Turn back time

Have you ever wished that you were able to go back in time? At least in software development that is relatively easy.

If you ask someone how you could simulate the passing of time for a unit test you might get an answer that involves TypeMock Isolator or something even more wicked. But you can solve that problem with less than a hundred lines of code, once and for all.

In his book Dependency Injection in .NET Mark Seemann introduced a small helper class he calls TimeProvider. It is used as a sample of an Ambient Context and like the DateTime structure it offers some static properties to access the current local time or the current UTC time.

In a post on his blog Seemann shows how descriptive testing with the TimeProvider API can become.

Since I first read about the TimeProvider I used it countless times and it made my life a lot (!!!) easier.
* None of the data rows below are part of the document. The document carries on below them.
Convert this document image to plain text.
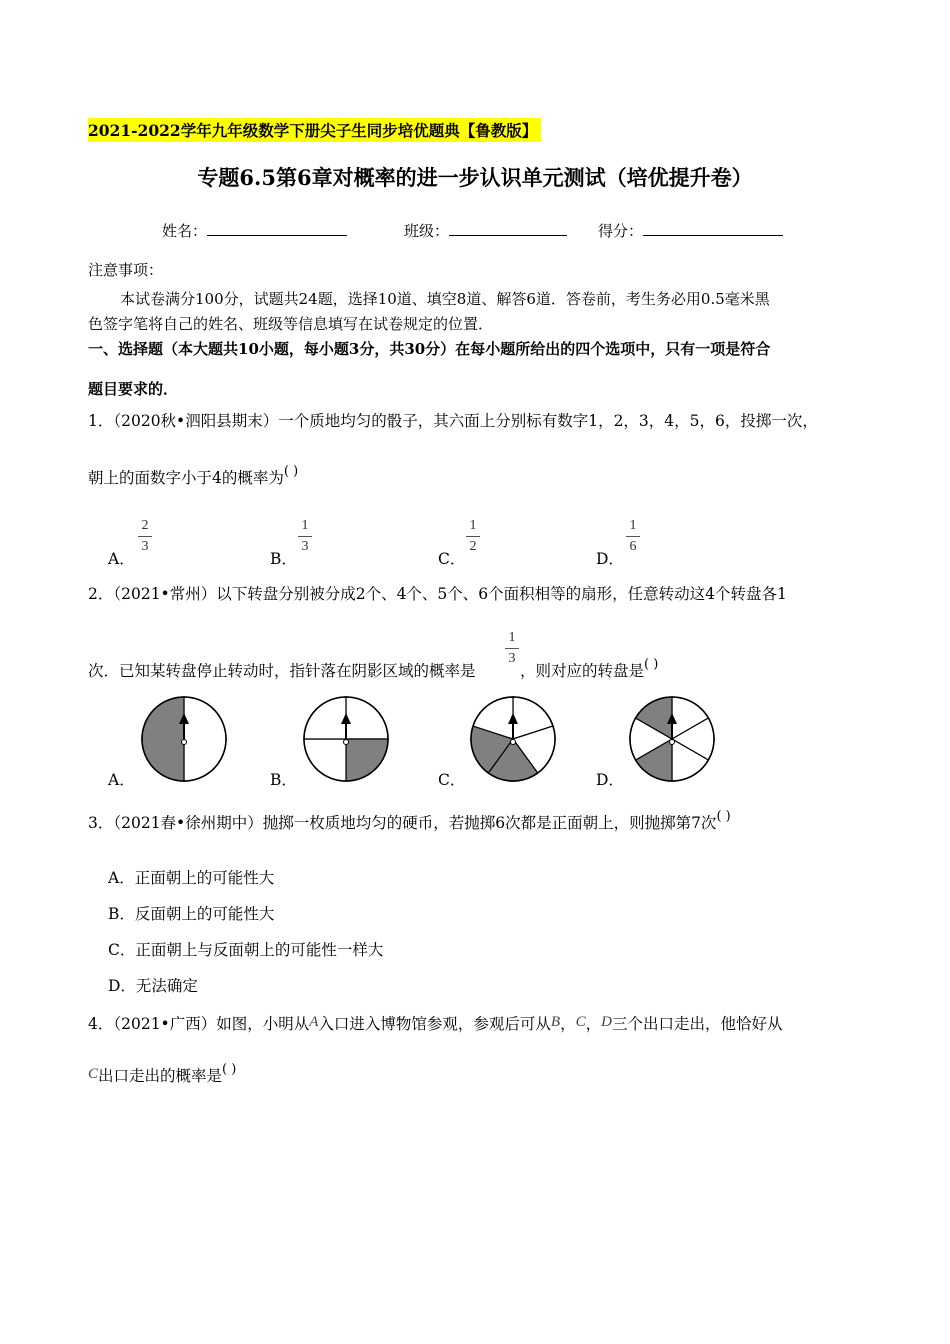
2021-2022学年九年级数学下册尖子生同步培优题典【鲁教版】
专题6.5第6章对概率的进一步认识单元测试（培优提升卷）
姓名：	班级：	得分：
注意事项：
本试卷满分100分，试题共24题，选择10道、填空8道、解答6道．答卷前，考生务必用0.5毫米黑
色签字笔将自己的姓名、班级等信息填写在试卷规定的位置．
一、选择题（本大题共10小题，每小题3分，共30分）在每小题所给出的四个选项中，只有一项是符合
题目要求的．
1．（2020秋•泗阳县期末）一个质地均匀的骰子，其六面上分别标有数字1，2，3，4，5，6，投掷一次，
朝上的面数字小于4的概率为( )
A．
2
3
B．
1
3
C．
1
2
D．
1
6
2．（2021•常州）以下转盘分别被分成2个、4个、5个、6个面积相等的扇形，任意转动这4个转盘各1
次．已知某转盘停止转动时，指针落在阴影区域的概率是
1
3
，则对应的转盘是( )
A．	B．	C．	D．
3．（2021春•徐州期中）抛掷一枚质地均匀的硬币，若抛掷6次都是正面朝上，则抛掷第7次( )
A．正面朝上的可能性大
B．反面朝上的可能性大
C．正面朝上与反面朝上的可能性一样大
D．无法确定
4．（2021•广西）如图，小明从A入口进入博物馆参观，参观后可从B，C，D三个出口走出，他恰好从
C出口走出的概率是( )
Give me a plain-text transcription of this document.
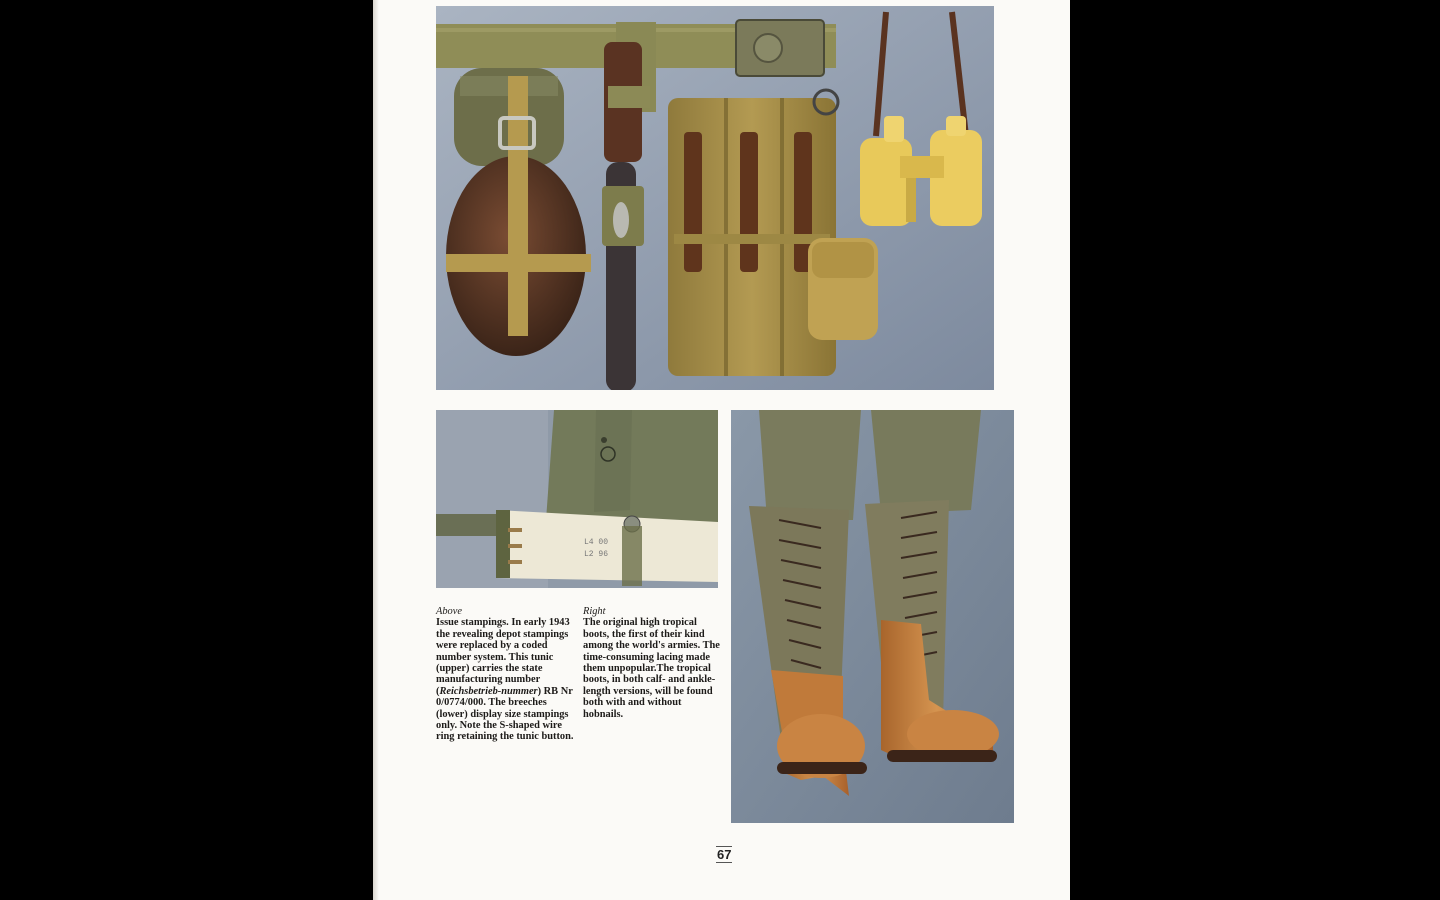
L4 00
L2 96
Above
Issue stampings. In early 1943 the revealing depot stampings were replaced by a coded number system. This tunic (upper) carries the state manufacturing number (Reichsbetrieb-nummer) RB Nr 0/0774/000. The breeches (lower) display size stampings only. Note the S-shaped wire ring retaining the tunic button.
Right
The original high tropical boots, the first of their kind among the world's armies. The time-consuming lacing made them unpopular.The tropical boots, in both calf- and ankle-length versions, will be found both with and without hobnails.
67
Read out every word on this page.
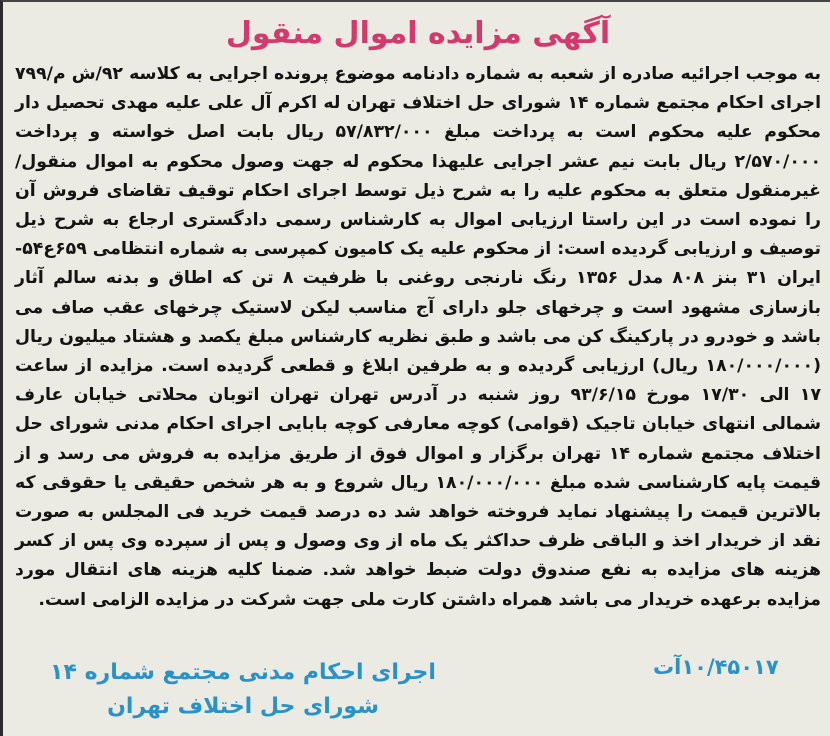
آگهی مزایده اموال منقول

به موجب اجرائیه صادره از شعبه به شماره دادنامه موضوع پرونده اجرایی به کلاسه ۹۲/ش م/۷۹۹ اجرای احکام مجتمع شماره ۱۴ شورای حل اختلاف تهران له اکرم آل علی علیه مهدی تحصیل دار محکوم علیه محکوم است به پرداخت مبلغ ۵۷/۸۳۲/۰۰۰ ریال بابت اصل خواسته و پرداخت ۲/۵۷۰/۰۰۰ ریال بابت نیم عشر اجرایی علیهذا محکوم له جهت وصول محکوم به اموال منقول/غیرمنقول متعلق به محکوم علیه را به شرح ذیل توسط اجرای احکام توقیف تقاضای فروش آن را نموده است در این راستا ارزیابی اموال به کارشناس رسمی دادگستری ارجاع به شرح ذیل توصیف و ارزیابی گردیده است: از محکوم علیه یک کامیون کمپرسی به شماره انتظامی ۶۵۹ع۵۴-ایران ۳۱ بنز ۸۰۸ مدل ۱۳۵۶ رنگ نارنجی روغنی با ظرفیت ۸ تن که اطاق و بدنه سالم آثار بازسازی مشهود است و چرخهای جلو دارای آج مناسب لیکن لاستیک چرخهای عقب صاف می باشد و خودرو در پارکینگ کن می باشد و طبق نظریه کارشناس مبلغ یکصد و هشتاد میلیون ریال (۱۸۰/۰۰۰/۰۰۰ ریال) ارزیابی گردیده و به طرفین ابلاغ و قطعی گردیده است. مزایده از ساعت ۱۷ الی ۱۷/۳۰ مورخ ۹۳/۶/۱۵ روز شنبه در آدرس تهران تهران اتوبان محلاتی خیابان عارف شمالی انتهای خیابان تاجیک (قوامی) کوچه معارفی کوچه بابایی اجرای احکام مدنی شورای حل اختلاف مجتمع شماره ۱۴ تهران برگزار و اموال فوق از طریق مزایده به فروش می رسد و از قیمت پایه کارشناسی شده مبلغ ۱۸۰/۰۰۰/۰۰۰ ریال شروع و به هر شخص حقیقی یا حقوقی که بالاترین قیمت را پیشنهاد نماید فروخته خواهد شد ده درصد قیمت خرید فی المجلس به صورت نقد از خریدار اخذ و الباقی ظرف حداکثر یک ماه از وی وصول و پس از سپرده وی پس از کسر هزینه های مزایده به نفع صندوق دولت ضبط خواهد شد. ضمنا کلیه هزینه های انتقال مورد مزایده برعهده خریدار می باشد همراه داشتن کارت ملی جهت شرکت در مزایده الزامی است.

۱۰/۴۵۰۱۷آت

اجرای احکام مدنی مجتمع شماره ۱۴
شورای حل اختلاف تهران
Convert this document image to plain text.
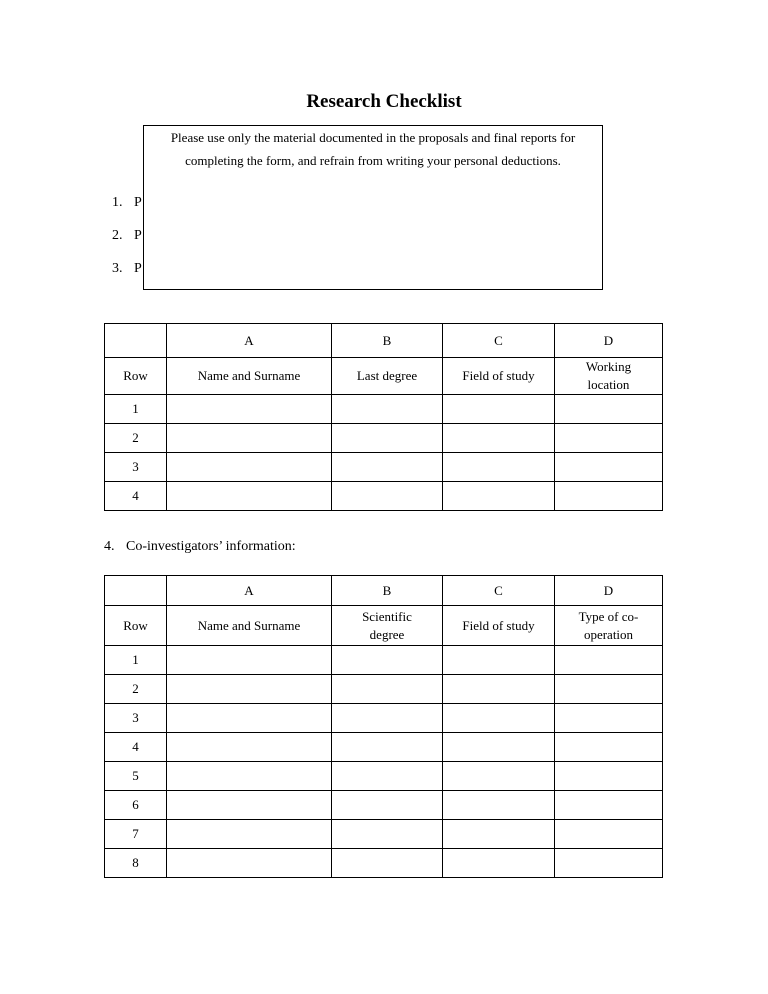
Research Checklist
1. P
2. P
3. P
Please use only the material documented in the proposals and final reports for
completing the form, and refrain from writing your personal deductions.
	A	B	C	D
Row	Name and Surname	Last degree	Field of study	Working location
1				
2				
3				
4				
4. Co-investigators’ information:
	A	B	C	D
Row	Name and Surname	Scientific degree	Field of study	Type of co-operation
1				
2				
3				
4				
5				
6				
7				
8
I made a few optimizations to reduce the friction of the original code.

public class TimeProvider
{
  private static TimeProvider current;
  static TimeProvider()
  {
    current = new DefaultTimeProvider();
  }
  public static TimeProvider
  {
    get { return current; }
    set
    {
      Guard.AssertNotNull(value, "Current");
      current = value;
    }
  }
  public static DateTime Now
  {
    get { return Current.GetNow(); }
  }
  public static DateTime UtcNow
  {
    get { return Current.GetUtcNow(); }
  }
  protected abstract DateTime GetNow();
  protected abstract DateTime GetUtcNow();
}

This is the default implementation:

public class DefaultTimeProvider : TimeProvider
{
  protected override GetNow()
  {
    return DateTime.Now;
  }
  protected override GetUtcNow()
  {
    return DateTime.UtcNow;
  }
}

And because Moq can’t mock protected methods I wrote an almost as simple implementation for unit testing

public class MockTimeProvider : TimeProvider
{
  private readonly DateTime now;
  private readonly DateTime utcNow;
  public MockTimeProvider(DateTime now)
    : this(now, now)
  {
  }
  public MockTimeProvider(DateTime now, DateTime utcNow)
  {
    this.now = now;
    this.utcNow = utcNow;
  }
  protected override GetNow()
  {
    return this.now;
  }
  protected override GetUtcNow()
  {
    return this.utcNow;
  }
}

I had to change the implementation of the Freeze method from the sample a bit but nothing to worry:

internal static void Freeze(this DateTime dt)
{
    var timeProviderStub = new MockTimeProvider(dt);
    TimeProvider.Current = timeProviderStub;
}

It won’t help you in legacy systems* or when dealing with 3rd party components. But it really helps when testing your own code!

* Unless you replace all calls to DateTime.Now or UtcNow which we did on a project I worked with last year.

2 Responses to Turn back time

  1. thedotnetjunkie says:

    But why an ambient context? Just inject it like any other dependency. Saves a lot of code and makes testing much easier.

    • weberse says:

      If we were talking about something “service’ish” I would totally agree. Don’t mess around with static classes or methods and inject the thing. But this is TIME. We need it EVERYWHERE. Making the TimeProvider an explicit dependency would pollute each and every API in my application. “Give me the current time” is a very, very narrow scope and fullfilling that taks does not involve any black magic (like querying a database, webservice or the config system). I don’t have any objections to using an ambient context if these criteria are satisfied.